Modeling aesthetic ecosystem services in megacity streetscapes
Abstract
Urban streetscapes serve as essential public domains shaping community well-being and identity. Our study investigates the nuanced factors influencing the provision of urban aesthetic ecosystem services — a key non-material benefit with implications for mental well-being and urban quality of life. Employing online surveys, deep learning analyses, and spatial modeling, we bridge ground-level perception with landscape-level features, exploring the intricate interplay between green and built areas in shaping aesthetic preferences in São Paulo’s streets — the largest megacity in the Southern Hemisphere and a highly diverse urban environment. We found that the perceived beauty of streets is positively affected by the heterogeneous arrangement of vegetation and built-up areas and by the three-dimensionality of trees — and not solely by the quantity of greenery. Surprisingly, socioeconomic profiles of respondents exhibit no discernible impact on aesthetic evaluations, suggesting consensus across people with diverse social characteristics.

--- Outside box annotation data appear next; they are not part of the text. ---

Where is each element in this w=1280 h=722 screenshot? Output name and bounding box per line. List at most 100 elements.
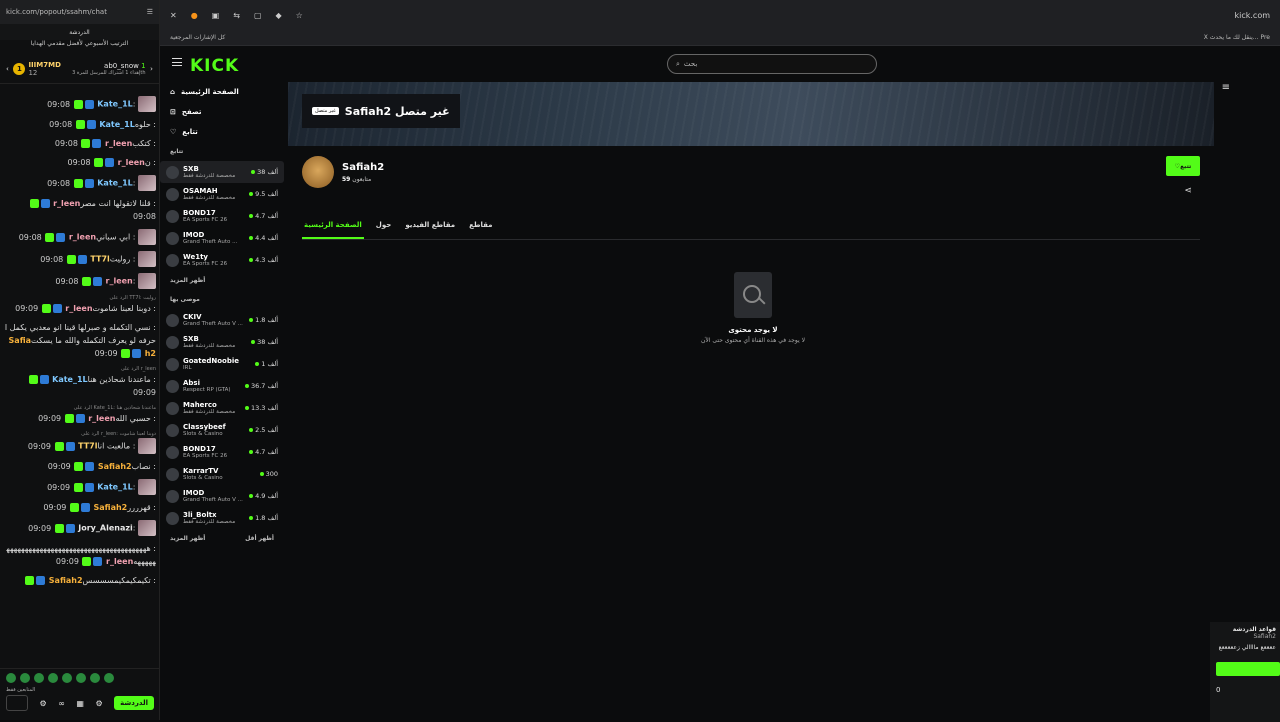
sidebar-channel[interactable]: IMOD Grand Theft Auto V ... 4.9 ألف	[160, 485, 284, 507]
nav-item[interactable]: ♡ تتابع	[160, 122, 284, 142]
sidebar-channel[interactable]: SXB مخصصة للدردشة فقط 38 ألف	[160, 161, 284, 183]
sidebar-channel[interactable]: KarrarTV Slots & Casino 300	[160, 463, 284, 485]
emote-icon[interactable]	[76, 673, 86, 683]
sidebar-channel[interactable]: BOND17 EA Sports FC 26 4.7 ألف	[160, 205, 284, 227]
channel-name: IMOD	[183, 488, 205, 497]
message-username[interactable]: Kate_1L	[97, 100, 133, 109]
sidebar-channel[interactable]: Maherco مخصصة للدردشة فقط 13.3 ألف	[160, 397, 284, 419]
tab-clips[interactable]: مقاطع	[467, 218, 494, 239]
gear-icon[interactable]: ⚙	[95, 699, 102, 708]
emote-icon[interactable]	[48, 673, 58, 683]
show-more-link[interactable]: أظهر المزيد	[170, 535, 205, 542]
message-username[interactable]: r_leen	[118, 158, 145, 167]
sidebar-channel[interactable]: Classybeef Slots & Casino 2.5 ألف	[160, 419, 284, 441]
message-username[interactable]: Kate_1L	[52, 375, 88, 384]
live-dot-icon	[249, 516, 254, 520]
badge-icon	[92, 276, 102, 286]
settings-icon[interactable]: ⚙	[40, 699, 47, 708]
badge-icon	[54, 523, 64, 533]
close-icon[interactable]: ✕	[170, 11, 177, 20]
channel-category: مخصصة للدردشة فقط	[183, 172, 236, 179]
people-icon[interactable]: ∞	[58, 699, 65, 708]
notice-close[interactable]: X	[1204, 34, 1208, 41]
message-username[interactable]: Safiah2	[49, 576, 83, 585]
kick-logo[interactable]: KICK	[190, 56, 239, 76]
message-username[interactable]: Kate_1L	[99, 120, 135, 129]
notice-text[interactable]: ينقل لك ما يحدث...	[1210, 34, 1259, 41]
pre-label[interactable]: Pre	[1260, 34, 1270, 41]
chevron-left-icon[interactable]: ‹	[6, 65, 9, 73]
hamburger-icon[interactable]	[172, 58, 182, 66]
message-username[interactable]: r_leen	[88, 414, 115, 423]
viewer-count: 38 ألف	[257, 168, 278, 176]
message-username[interactable]: r_leen	[106, 277, 133, 286]
sidebar-channel[interactable]: BOND17 EA Sports FC 26 4.7 ألف	[160, 441, 284, 463]
channel-profile: Safiah2 59 متابعون	[302, 156, 384, 188]
chat-input[interactable]	[6, 695, 28, 711]
emote-icon[interactable]	[90, 673, 100, 683]
emote-icon[interactable]	[6, 673, 16, 683]
badge-icon	[69, 503, 79, 512]
emote-icon[interactable]	[34, 673, 44, 683]
nav-item[interactable]: ⊡ تصفح	[160, 102, 284, 122]
extension-icon[interactable]: ●	[191, 11, 198, 20]
search-input[interactable]: ⌕ بحث	[667, 54, 877, 74]
menu-icon[interactable]: ☰	[147, 8, 153, 16]
sidebar-channel[interactable]: Absi Respect RP (GTA) 36.7 ألف	[160, 375, 284, 397]
all-bookmarks[interactable]: كل الإشارات المرجعية	[170, 34, 225, 41]
tab-about[interactable]: حول	[374, 218, 394, 239]
expand-chat-icon[interactable]: ≡	[1222, 82, 1230, 93]
message-username[interactable]: r_leen	[53, 199, 80, 208]
send-chat-button[interactable]: الدردشة	[114, 696, 154, 710]
follow-button[interactable]: ♡ تتبع	[1166, 156, 1200, 176]
channel-name[interactable]: Safiah2	[342, 162, 384, 173]
sidebar-channel[interactable]: OSAMAH مخصصة للدردشة فقط 9.5 ألف	[160, 183, 284, 205]
emote-icon[interactable]	[20, 673, 30, 683]
share-icon[interactable]: ⋖	[1184, 186, 1192, 196]
sidebar-channel[interactable]: CKIV Grand Theft Auto V ... 1.8 ألف	[160, 309, 284, 331]
show-less-link[interactable]: أظهر أقل	[245, 535, 274, 542]
accept-rules-button[interactable]	[1216, 662, 1280, 676]
live-dot-icon	[244, 384, 249, 388]
tab-videos[interactable]: مقاطع الفيديو	[403, 218, 457, 239]
badge-icon	[40, 199, 50, 208]
translate-icon[interactable]: ⇆	[233, 11, 240, 20]
message-username[interactable]: r_leen	[69, 233, 96, 242]
message-username[interactable]: Safiah2	[93, 503, 127, 512]
store-icon[interactable]: ▦	[76, 699, 84, 708]
chat-address-bar[interactable]: kick.com/popout/ssahm/chat ☰	[0, 0, 159, 24]
badge-icon	[66, 254, 76, 264]
chat-url[interactable]: kick.com/popout/ssahm/chat	[6, 8, 107, 16]
message-username[interactable]: TT7l	[78, 442, 97, 451]
emote-icon[interactable]	[104, 673, 114, 683]
avatar	[166, 511, 179, 525]
message-username[interactable]: Safiah2	[98, 462, 132, 471]
message-username[interactable]: r_leen	[106, 557, 133, 566]
show-more-link[interactable]: أظهر المزيد	[170, 277, 205, 284]
message-username[interactable]: r_leen	[105, 139, 132, 148]
message-username[interactable]: Kate_1L	[97, 483, 133, 492]
nav-item[interactable]: ⌂ الصفحة الرئيسية	[160, 82, 284, 102]
sidebar-channel[interactable]: We1ty EA Sports FC 26 4.3 ألف	[160, 249, 284, 271]
star-icon[interactable]: ☆	[296, 11, 303, 20]
chat-message: : هههههههههههههههههههههههههههههههههههههه…	[4, 542, 156, 568]
emote-icon[interactable]	[62, 673, 72, 683]
window-icon[interactable]: ▢	[254, 11, 262, 20]
tab-icon[interactable]: ▣	[212, 11, 220, 20]
tab-home[interactable]: الصفحة الرئيسية	[302, 218, 364, 239]
sidebar-channel[interactable]: 3li_Boltx مخصصة للدردشة فقط 1.8 ألف	[160, 507, 284, 529]
diamond-icon[interactable]: ◆	[276, 11, 282, 20]
message-username[interactable]: r_leen	[65, 304, 92, 313]
channel-category: Slots & Casino	[183, 474, 223, 481]
browser-domain[interactable]: kick.com	[1234, 11, 1270, 20]
avatar	[166, 357, 179, 371]
sidebar-channel[interactable]: SXB مخصصة للدردشة فقط 38 ألف	[160, 331, 284, 353]
avatar	[166, 187, 179, 201]
message-username[interactable]: TT7l	[90, 255, 109, 264]
message-username[interactable]: Jory_Alenazi	[78, 524, 132, 533]
sidebar-channel[interactable]: GoatedNoobie IRL 1 ألف	[160, 353, 284, 375]
message-username[interactable]: Kate_1L	[97, 179, 133, 188]
avatar[interactable]	[302, 156, 334, 188]
sidebar-channel[interactable]: IMOD Grand Theft Auto ... 4.4 ألف	[160, 227, 284, 249]
chevron-right-icon[interactable]: ›	[150, 65, 153, 73]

Using convolutional neural networks trained on our survey, we predicted aesthetic scores for over 350,000 street images, yielding for the first time a map of the scenic beauty ecosystem service of an entire megacity. This aesthetic map uncovers significant mismatches between supply and demand for aesthetic services, exposing urban inequalities. By revealing these drivers and spatial patterns, our framework provides actionable insights for policymakers — linking perception and landscape-level planning — and offers a pathway to cultivate more socially equitable and aesthetically meaningful urban environments.